Dans le cadre de la réforme du système de santé français, présentée le mois dernier par le Président de la République, chaque patient devrait bientôt pouvoir consulter le taux de mortalité et d’infections de l’hôpital dans lequel il compte se rendre. Un honorable souci de transparence ? Les professionnels de la santé prennent cette réforme avec des pincettes. La Fédération Hospitalière de France (FHF) ne s’y oppose pas frontalement mais préconise « un travail commun » qui permettrait de publier des résultats scientifiques pertinents. Même remarque au Syndicat national des Médecins, Chirurgiens, Spécialistes et Biologistes des Hôpitaux publics : « La publication de chiffres bruts équivaut à de la désinformation. Il faut interpréter les chiffres, et les replacer dans leur contexte ». Des inquiétudes en direction des patients qui viennent s’ajouter aux leçons tirées de l’exemple américain.

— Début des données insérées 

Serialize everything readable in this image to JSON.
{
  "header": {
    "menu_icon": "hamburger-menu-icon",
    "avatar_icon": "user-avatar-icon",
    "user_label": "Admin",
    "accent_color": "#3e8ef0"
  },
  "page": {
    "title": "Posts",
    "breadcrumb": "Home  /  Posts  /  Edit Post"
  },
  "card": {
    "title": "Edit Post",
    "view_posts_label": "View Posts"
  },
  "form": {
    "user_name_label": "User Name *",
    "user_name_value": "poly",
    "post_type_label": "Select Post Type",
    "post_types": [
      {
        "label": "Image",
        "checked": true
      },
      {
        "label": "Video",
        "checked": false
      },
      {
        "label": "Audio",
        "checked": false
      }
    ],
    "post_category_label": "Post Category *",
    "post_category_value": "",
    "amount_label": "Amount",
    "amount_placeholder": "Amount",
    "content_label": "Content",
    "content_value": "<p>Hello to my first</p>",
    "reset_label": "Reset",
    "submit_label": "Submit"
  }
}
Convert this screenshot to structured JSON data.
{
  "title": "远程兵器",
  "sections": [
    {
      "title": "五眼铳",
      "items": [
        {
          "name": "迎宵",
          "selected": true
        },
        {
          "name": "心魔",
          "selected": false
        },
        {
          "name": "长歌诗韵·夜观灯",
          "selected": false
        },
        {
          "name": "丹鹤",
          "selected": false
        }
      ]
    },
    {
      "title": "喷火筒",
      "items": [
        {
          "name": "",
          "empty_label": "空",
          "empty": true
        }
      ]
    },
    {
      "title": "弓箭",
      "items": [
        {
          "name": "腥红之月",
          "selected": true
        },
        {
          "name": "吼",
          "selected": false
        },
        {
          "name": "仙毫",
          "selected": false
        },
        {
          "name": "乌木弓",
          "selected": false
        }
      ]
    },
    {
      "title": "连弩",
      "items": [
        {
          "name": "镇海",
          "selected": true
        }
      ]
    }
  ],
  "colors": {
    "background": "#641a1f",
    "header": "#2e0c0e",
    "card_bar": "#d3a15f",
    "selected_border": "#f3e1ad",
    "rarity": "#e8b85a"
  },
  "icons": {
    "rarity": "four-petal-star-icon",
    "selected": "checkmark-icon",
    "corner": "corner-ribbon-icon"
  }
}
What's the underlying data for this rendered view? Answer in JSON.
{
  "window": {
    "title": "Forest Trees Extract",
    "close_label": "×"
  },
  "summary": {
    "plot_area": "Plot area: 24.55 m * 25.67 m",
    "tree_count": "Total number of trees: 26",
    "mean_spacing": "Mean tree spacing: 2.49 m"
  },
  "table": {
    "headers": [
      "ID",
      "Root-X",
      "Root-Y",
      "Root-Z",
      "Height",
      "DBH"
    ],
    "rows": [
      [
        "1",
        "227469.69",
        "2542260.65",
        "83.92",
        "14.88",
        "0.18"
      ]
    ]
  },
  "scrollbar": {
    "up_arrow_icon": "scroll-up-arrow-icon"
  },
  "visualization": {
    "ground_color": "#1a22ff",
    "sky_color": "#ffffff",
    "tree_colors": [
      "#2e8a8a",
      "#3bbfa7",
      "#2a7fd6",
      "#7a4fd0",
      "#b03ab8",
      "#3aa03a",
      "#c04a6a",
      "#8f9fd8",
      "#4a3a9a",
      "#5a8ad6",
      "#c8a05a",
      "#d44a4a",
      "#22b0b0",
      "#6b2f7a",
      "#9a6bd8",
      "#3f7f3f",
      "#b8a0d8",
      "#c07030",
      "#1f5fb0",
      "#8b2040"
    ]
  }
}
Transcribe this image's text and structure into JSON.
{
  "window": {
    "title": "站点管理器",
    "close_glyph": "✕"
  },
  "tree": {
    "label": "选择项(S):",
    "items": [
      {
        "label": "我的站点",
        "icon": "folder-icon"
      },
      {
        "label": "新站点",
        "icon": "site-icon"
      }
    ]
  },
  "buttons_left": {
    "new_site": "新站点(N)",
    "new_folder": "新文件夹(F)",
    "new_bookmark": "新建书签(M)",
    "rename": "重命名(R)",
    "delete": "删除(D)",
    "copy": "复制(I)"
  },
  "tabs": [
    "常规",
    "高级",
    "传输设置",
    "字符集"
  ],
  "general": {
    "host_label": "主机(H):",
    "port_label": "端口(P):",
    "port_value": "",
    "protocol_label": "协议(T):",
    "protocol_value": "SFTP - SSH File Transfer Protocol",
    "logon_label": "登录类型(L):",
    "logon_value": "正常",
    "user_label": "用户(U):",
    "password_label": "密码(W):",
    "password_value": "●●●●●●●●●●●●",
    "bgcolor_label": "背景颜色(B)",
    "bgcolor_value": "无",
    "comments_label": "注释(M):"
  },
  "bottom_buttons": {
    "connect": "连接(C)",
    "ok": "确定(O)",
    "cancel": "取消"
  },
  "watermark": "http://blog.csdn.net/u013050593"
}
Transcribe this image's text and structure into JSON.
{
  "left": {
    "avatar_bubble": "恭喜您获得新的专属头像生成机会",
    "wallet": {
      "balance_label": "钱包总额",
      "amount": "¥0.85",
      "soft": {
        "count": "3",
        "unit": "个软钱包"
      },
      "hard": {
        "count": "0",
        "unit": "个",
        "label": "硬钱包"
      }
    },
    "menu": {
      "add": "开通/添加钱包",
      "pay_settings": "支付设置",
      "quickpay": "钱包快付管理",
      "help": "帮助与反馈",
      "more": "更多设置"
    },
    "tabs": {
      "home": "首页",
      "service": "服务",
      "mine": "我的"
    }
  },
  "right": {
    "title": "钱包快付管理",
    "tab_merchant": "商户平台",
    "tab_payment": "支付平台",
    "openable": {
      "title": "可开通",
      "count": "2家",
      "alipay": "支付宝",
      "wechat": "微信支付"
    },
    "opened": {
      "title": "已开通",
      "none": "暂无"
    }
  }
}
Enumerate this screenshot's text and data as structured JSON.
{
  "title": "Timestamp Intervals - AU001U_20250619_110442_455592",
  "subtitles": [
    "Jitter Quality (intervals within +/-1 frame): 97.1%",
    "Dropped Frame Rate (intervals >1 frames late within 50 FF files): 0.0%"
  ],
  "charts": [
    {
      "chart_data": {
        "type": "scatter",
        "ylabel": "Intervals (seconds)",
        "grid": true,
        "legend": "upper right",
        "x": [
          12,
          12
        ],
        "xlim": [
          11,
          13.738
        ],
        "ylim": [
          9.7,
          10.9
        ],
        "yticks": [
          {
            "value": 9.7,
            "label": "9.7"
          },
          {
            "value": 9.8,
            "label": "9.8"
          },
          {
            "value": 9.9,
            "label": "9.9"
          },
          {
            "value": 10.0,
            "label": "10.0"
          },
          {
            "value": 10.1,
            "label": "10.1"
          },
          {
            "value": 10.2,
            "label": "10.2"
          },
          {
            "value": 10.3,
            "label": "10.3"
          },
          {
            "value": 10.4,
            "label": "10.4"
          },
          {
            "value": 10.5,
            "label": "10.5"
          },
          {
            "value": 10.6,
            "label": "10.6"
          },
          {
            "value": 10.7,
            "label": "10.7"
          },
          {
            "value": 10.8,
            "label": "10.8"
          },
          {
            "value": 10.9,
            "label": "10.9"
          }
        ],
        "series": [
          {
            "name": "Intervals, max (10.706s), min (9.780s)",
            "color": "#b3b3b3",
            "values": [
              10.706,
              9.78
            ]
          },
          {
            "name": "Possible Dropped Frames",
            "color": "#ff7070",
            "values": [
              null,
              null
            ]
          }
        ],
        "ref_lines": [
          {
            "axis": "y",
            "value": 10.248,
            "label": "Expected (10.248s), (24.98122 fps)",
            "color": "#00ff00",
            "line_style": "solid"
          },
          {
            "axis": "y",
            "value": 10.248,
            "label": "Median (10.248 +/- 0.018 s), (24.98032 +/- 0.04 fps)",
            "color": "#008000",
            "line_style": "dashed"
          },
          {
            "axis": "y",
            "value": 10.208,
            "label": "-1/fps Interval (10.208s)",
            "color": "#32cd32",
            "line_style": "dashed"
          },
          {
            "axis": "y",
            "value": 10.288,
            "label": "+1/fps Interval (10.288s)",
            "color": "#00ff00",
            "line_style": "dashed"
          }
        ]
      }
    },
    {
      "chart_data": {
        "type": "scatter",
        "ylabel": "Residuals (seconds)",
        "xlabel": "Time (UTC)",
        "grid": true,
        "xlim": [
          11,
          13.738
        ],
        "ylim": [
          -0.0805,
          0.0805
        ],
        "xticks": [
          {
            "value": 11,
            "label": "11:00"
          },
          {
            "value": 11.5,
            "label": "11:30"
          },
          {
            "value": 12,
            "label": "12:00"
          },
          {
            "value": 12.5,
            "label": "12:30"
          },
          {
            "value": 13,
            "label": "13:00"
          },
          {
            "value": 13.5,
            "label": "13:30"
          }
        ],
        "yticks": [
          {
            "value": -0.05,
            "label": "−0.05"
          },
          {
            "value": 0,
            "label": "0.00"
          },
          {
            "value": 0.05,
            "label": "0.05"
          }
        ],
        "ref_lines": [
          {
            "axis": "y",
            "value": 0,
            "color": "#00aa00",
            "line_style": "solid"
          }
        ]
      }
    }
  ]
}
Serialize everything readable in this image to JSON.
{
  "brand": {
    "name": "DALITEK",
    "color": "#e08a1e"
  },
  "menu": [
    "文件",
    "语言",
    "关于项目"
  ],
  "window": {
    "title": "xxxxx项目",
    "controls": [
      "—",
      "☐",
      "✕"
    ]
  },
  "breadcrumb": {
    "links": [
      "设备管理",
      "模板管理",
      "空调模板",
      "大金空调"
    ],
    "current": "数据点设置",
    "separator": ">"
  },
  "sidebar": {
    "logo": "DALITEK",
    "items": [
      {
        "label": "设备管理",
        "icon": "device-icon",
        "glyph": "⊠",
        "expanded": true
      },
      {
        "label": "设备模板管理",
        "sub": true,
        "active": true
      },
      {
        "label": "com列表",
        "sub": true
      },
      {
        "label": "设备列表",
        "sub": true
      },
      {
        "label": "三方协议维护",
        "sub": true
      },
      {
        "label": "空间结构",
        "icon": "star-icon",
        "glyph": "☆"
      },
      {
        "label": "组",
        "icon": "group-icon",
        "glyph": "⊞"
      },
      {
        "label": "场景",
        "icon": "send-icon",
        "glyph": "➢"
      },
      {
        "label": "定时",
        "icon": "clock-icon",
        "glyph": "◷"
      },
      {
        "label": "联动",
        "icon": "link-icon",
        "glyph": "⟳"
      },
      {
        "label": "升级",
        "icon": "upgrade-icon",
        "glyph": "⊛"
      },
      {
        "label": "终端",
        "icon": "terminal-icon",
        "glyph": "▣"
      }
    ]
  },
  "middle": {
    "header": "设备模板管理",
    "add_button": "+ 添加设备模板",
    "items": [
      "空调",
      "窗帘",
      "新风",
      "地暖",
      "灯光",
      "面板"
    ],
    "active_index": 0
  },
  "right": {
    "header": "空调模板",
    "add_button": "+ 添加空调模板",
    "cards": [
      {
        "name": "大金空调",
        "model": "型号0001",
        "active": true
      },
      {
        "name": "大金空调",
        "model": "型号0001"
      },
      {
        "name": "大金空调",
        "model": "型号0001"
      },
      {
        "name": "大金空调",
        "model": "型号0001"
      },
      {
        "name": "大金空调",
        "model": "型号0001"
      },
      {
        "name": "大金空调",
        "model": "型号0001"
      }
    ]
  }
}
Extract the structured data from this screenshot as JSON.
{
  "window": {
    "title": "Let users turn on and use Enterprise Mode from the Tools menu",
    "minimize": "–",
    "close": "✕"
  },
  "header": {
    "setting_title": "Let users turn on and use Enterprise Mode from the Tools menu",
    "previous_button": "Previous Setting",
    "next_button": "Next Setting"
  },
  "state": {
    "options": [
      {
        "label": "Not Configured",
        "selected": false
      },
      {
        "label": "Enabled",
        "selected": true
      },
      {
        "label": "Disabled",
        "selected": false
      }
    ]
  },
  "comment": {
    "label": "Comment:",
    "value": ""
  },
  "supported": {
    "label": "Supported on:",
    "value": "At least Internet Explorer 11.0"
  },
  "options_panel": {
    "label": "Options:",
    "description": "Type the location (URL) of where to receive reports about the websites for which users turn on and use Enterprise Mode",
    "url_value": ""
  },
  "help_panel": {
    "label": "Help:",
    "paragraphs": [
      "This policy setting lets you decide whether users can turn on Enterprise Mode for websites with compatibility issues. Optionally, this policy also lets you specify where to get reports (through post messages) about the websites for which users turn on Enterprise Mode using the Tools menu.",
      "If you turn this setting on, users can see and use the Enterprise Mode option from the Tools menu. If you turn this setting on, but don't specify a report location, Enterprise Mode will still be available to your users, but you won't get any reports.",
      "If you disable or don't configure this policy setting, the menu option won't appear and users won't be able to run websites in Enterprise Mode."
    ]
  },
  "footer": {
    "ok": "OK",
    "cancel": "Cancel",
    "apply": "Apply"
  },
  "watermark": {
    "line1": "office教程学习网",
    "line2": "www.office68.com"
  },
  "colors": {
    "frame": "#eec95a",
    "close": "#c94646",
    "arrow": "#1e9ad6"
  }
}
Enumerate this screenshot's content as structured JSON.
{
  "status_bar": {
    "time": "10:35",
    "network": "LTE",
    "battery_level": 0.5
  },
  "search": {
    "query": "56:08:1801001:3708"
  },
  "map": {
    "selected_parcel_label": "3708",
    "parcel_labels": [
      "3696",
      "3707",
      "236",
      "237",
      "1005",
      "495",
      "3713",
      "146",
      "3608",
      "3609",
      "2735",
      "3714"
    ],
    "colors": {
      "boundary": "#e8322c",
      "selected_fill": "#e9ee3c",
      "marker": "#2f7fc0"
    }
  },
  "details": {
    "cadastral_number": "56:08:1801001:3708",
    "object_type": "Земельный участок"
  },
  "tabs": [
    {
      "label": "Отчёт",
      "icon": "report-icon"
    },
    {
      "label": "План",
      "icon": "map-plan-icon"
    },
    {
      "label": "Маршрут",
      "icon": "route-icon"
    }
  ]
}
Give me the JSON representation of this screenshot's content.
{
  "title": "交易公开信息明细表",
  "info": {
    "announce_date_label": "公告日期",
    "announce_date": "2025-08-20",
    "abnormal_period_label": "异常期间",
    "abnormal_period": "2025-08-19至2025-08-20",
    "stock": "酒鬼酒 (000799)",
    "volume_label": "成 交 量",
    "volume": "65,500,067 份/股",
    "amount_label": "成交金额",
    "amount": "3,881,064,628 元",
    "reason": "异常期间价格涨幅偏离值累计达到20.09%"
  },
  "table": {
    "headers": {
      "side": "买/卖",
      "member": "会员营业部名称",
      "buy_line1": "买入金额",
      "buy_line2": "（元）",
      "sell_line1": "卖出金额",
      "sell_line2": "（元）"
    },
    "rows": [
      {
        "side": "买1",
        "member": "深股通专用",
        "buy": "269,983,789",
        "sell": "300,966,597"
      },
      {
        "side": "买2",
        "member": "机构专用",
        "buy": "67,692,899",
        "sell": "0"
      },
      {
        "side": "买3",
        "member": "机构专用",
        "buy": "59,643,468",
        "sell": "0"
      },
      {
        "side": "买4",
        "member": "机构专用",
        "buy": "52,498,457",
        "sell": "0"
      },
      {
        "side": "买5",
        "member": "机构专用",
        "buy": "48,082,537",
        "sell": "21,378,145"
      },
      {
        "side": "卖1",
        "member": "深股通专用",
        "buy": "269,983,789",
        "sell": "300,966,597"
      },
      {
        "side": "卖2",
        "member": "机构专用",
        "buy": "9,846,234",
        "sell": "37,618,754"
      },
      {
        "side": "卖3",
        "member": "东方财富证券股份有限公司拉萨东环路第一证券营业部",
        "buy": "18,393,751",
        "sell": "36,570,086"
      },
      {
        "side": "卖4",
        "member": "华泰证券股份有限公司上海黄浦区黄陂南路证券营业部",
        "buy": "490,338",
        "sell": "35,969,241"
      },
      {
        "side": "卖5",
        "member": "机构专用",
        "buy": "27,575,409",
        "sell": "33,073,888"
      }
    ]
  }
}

Aux États-Unis, la publication des taux de mortalité par les hôpitaux est une pratique mise en place depuis quelques années déjà. Une étude récente, menée par la prestigieuse revue médicale Annals of Internal Medecine, pointe les effets pervers de la publication de telles données sur l’égalité de l’accès aux soins. Pour rester premier de la classe, certains établissements sont de moins en moins disposés à prendre en charge des patients souffrant de pathologies lourdes. Pire, d’autres hôpitaux renvoient les malades chez eux pour ne pas faire chuter leurs statistiques : les décès à domicile ne leurs sont pas comptabilisés. Même syndrome rencontré chez les spécialistes du bistouri. Les chirurgiens américains dont les résultats personnels sont également affichés, hésitent à opérer les patients à risques.
« Une conséquence inattendue » dénoncée par les experts de l’étude. Autant de mises en garde émises à l’encontre d’une mesure déjà controversée par les professionnels de la santé que Bakchich est allé interroger.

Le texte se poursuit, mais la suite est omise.